Ist die Wiederkunft Jesu wie Weihnachten?
Advent, Advent ein Lichtlein brennt ... Das Bild des „vor der Tür Stehens“ passt gut für den 4. Adventsonntag. Einerseits wissen wir, dass Weihnachten kommt. Andererseits ist die Tür noch geschlossen und undurchsichtig. Die Bibeltexte in der Adventzeit sind mehrdeutig. Erstens sie sind ein Rückblick auf das konkrete Ereignis der Geburt Jesu. Zweitens blicken die Texte nach vorne, auf unser christliches Fest, als Feier der Geburt Jesu. Drittens blicken sie weit darüber hinaus.

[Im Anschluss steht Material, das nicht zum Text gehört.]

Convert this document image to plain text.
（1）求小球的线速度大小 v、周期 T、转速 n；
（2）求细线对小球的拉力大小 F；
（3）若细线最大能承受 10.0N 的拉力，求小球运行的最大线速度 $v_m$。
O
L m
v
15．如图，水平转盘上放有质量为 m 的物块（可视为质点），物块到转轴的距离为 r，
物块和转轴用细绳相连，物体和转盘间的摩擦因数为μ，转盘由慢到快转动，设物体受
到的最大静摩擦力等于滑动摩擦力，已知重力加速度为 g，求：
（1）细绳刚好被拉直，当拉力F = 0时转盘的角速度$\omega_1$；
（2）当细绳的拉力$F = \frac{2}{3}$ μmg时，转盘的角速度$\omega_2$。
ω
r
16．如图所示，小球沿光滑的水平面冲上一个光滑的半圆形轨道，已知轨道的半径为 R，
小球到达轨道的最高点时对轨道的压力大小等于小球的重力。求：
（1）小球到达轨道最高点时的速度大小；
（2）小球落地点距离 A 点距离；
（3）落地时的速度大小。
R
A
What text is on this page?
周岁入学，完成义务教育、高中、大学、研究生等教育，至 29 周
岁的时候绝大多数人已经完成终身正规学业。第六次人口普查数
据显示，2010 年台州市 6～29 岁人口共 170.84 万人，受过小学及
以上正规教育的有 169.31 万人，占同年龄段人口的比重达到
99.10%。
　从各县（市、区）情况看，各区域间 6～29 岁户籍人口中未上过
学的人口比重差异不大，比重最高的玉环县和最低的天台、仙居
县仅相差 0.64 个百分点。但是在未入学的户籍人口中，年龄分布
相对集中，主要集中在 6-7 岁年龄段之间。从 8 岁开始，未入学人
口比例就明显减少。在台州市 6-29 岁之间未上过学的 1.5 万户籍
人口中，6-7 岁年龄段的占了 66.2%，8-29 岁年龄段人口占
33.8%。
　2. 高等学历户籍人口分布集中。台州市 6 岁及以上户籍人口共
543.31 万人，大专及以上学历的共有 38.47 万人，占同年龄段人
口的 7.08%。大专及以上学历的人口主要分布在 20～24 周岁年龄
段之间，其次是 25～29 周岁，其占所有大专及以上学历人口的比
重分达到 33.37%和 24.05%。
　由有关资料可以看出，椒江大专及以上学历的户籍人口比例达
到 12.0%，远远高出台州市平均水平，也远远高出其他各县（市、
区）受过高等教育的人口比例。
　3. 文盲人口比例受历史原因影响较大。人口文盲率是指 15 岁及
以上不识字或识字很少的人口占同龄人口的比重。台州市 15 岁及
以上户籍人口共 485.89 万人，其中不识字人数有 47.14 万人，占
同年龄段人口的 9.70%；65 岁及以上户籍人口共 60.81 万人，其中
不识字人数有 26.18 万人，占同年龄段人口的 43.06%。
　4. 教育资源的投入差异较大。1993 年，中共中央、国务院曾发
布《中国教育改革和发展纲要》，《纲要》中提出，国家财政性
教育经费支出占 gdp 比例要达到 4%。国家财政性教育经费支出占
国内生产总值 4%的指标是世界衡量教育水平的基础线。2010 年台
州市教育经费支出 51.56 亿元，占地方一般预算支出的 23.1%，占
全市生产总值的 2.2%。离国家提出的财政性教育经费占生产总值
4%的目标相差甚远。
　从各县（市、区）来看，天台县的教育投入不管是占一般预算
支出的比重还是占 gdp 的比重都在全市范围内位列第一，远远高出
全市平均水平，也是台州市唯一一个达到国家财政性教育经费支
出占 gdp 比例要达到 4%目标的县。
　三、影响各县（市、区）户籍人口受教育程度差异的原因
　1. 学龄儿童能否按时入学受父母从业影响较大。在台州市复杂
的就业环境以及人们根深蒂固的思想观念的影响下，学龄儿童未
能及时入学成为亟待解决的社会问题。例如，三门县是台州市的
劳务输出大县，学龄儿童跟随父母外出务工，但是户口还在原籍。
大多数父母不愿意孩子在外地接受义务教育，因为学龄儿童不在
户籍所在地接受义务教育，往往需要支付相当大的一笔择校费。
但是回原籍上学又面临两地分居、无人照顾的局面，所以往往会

Wie und warum tun sie das? Im heutigen Schlussgebet heißt es: „Lass uns das Kommen deines Sohnes in Freude erwarten ...“ Welches „Kommen“? Die Geburt? Schon lange her!
Das Fest? Kommt in fünf Tagen! Eine Wiederkunft Christi?
Wenn wir dann Weihnachten gefeiert haben, ist das Fest vorbei. Ist dann alles, was dazu gesagt werden kann, gesagt? Wird noch etwas offen sein? - Und ob!
Das zeigen die biblischen Texte, zum Beispiel die Verse, die wir soeben aus dem Buch Micha gehört haben.
Micha spricht in eine Zeit des Elends und der Verbannung. Er sagt: „Darum gibt er sie preis, bis zu der Zeit, da die Gebärende geboren hat.“ Der Zustand des Elends dauert an bis das Kind - der neue Herrscher - geboren ist. Er vergleicht die Zeit des Elends mit einer schmerzhaften Geburt, die irgendwann mit der Freude über ein neugeborenes Kind endet. Das Tröstliche ist, so schwer die Zeit des Elends und der Verbannung sein mag, es wird gut enden.
Am Ende rastet der Text von Micha aus. Die Geburt eines Herrschers, der die Angelegenheit mit den Flüchtlingen und Exilierten regelt, kann man sich ja noch vorstellen. Dann geht es aber um Sicherheit und Friede bis an die Grenzen der Erde - also: global. Hatte der damals überhaupt eine Ahnung, wie groß die Welt ist?
Was wird der Prophet sagen, wenn wir ihm vorwerfen, dass er größenwahn-sinnig ist? Bis an die Grenzen der Erde? – „Aber ja doch“ würde er sagen.
Der Herrscher, der in Gottes Namen Frieden bringen wird. – „Er steht vor der Tür“, würde er sagen. Wir sehen ihn noch nicht, aber er kommt so gewiss wie Weihnachten nach dem Advent.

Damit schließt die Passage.